Ianis Hagi found that out himself on Saturday and it was interesting that he would use his RangersTV interview as a platform for his own mea culpa. It would be even more intriguing to know whether the apology was his idea or whether the Romanian had felt the wrath of his manager in the minutes before he stood in front of the camera.

As one of the most naturally gifted players within Giovanni van Bronckhorst's squad, the Rabona technique - where the kicking leg is crossed behind the back of the standing leg to make contact with the ball - is hardly one that is outwith Hagi's capabilities.

Hagi wouldn't execute it on this occasion, however, and he would skew the ball out of play just as the champions were seeking to retain possession for as long as possible and run the clock down to make sure of victory over Dundee United.

Within seconds of his ill-advised attempt, Darren Watson had flicked a header onto the bar and Rangers had breathed a sigh of relief. Hagi would not have been solely culpable had United equalised, but he would have had to accept his share of the blame.

In the end, there was no harm done. The contrition was clear from Hagi, though, as he reflected on a hard-fought victory - earned thanks to James Tavernier's late penalty - that ensured Van Bronckhorst's perfect Premiership record continued.

"First of all I want to start by apologising to the fans for the last minute Rabona," Hagi said. "I know that is not Rangers standard.

"I got a little bit carried away. I wanted to start with that. Getting the three points at home, I think that is the most important thing."
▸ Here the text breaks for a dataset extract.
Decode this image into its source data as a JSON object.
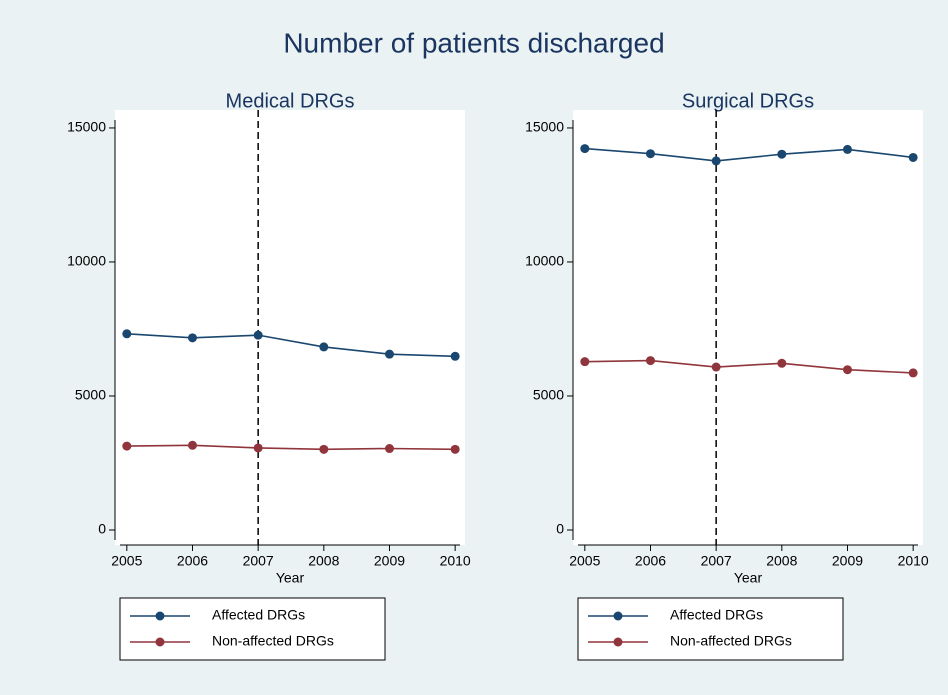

The failed Rabona attempt summed up Hagi's performance at the weekend, yet his attitude post-match is symptomatic of his mentality and his desire - both to improve and to win - cannot be questioned like his decision-making is at times.
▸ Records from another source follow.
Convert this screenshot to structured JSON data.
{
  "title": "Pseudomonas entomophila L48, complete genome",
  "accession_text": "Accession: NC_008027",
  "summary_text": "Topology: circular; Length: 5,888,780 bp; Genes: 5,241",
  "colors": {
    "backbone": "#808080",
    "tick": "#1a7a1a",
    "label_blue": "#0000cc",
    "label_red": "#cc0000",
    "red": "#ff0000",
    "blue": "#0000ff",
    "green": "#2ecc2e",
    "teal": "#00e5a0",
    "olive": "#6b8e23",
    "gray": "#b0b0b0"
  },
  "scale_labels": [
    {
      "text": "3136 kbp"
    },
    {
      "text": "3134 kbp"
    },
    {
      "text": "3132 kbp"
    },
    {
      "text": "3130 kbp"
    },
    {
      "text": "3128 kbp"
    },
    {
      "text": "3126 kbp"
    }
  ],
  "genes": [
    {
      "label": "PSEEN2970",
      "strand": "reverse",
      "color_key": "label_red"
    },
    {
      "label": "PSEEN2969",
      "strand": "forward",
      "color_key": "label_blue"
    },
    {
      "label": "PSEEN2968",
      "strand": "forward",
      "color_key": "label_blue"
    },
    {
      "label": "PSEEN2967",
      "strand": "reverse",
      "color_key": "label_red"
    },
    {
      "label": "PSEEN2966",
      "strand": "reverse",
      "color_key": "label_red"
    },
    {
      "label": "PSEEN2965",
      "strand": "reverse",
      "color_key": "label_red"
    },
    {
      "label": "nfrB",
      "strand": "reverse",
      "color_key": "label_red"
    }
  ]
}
There were audible gasps and giggles around Ibrox when he was announced as the Man of the Match. Such a reaction was unfair on him personally, but it did highlight just how ineffective he was after starting on the right flank and moving into a more central area after the break.
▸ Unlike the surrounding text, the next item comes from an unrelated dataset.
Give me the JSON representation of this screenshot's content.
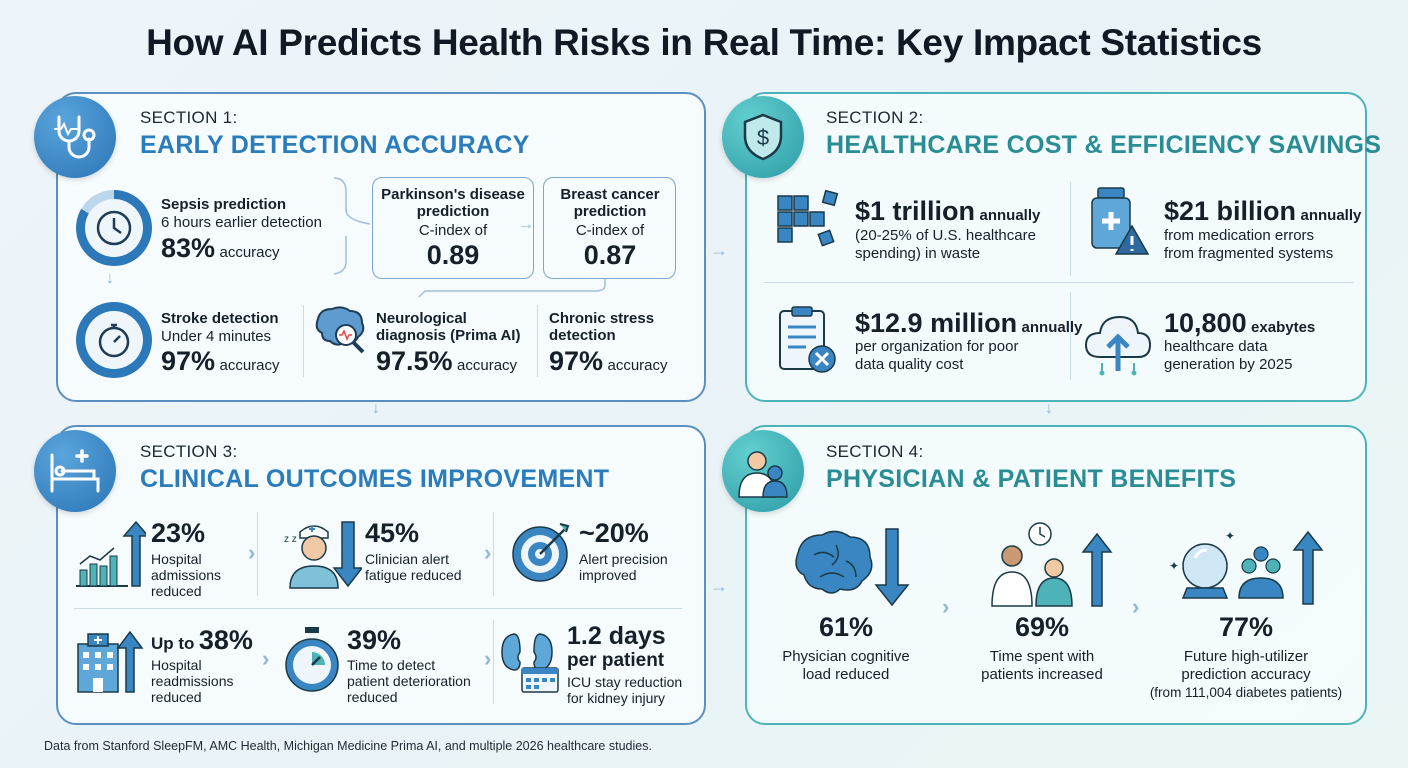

The 23-year-old poses a headache for Van Bronckhorst. Hagi is just as technically adept as Ryan Kent on the other wing, but his lack of pace means Rangers can often be lopsided in attack and he doesn't provide the same high-tempo threat down the right side.

He is the kind of talent that Van Bronckhorst would want in his team, but fitting him in could be increasingly difficult and Hagi is without a goal or assist in the seven matches that he has played since the start of a new era at Ibrox.

Hagi is a moments player. Capable of individual pieces of brilliance, he has the ability to turn a game on his own. Equally, however, he can often be accused of falling out of the action for prolonged spells.

It is not for a lack of trying, but the playmaker must find ways of influencing more games more often if he is to truly become a mainstay of this Rangers side and realise his undoubted potential.

The tricks and the flicks are part of his makeup and shouldn't be discouraged. It is all about timing, however, and Hagi has to now prove that he can take his game to the next level at Ibrox.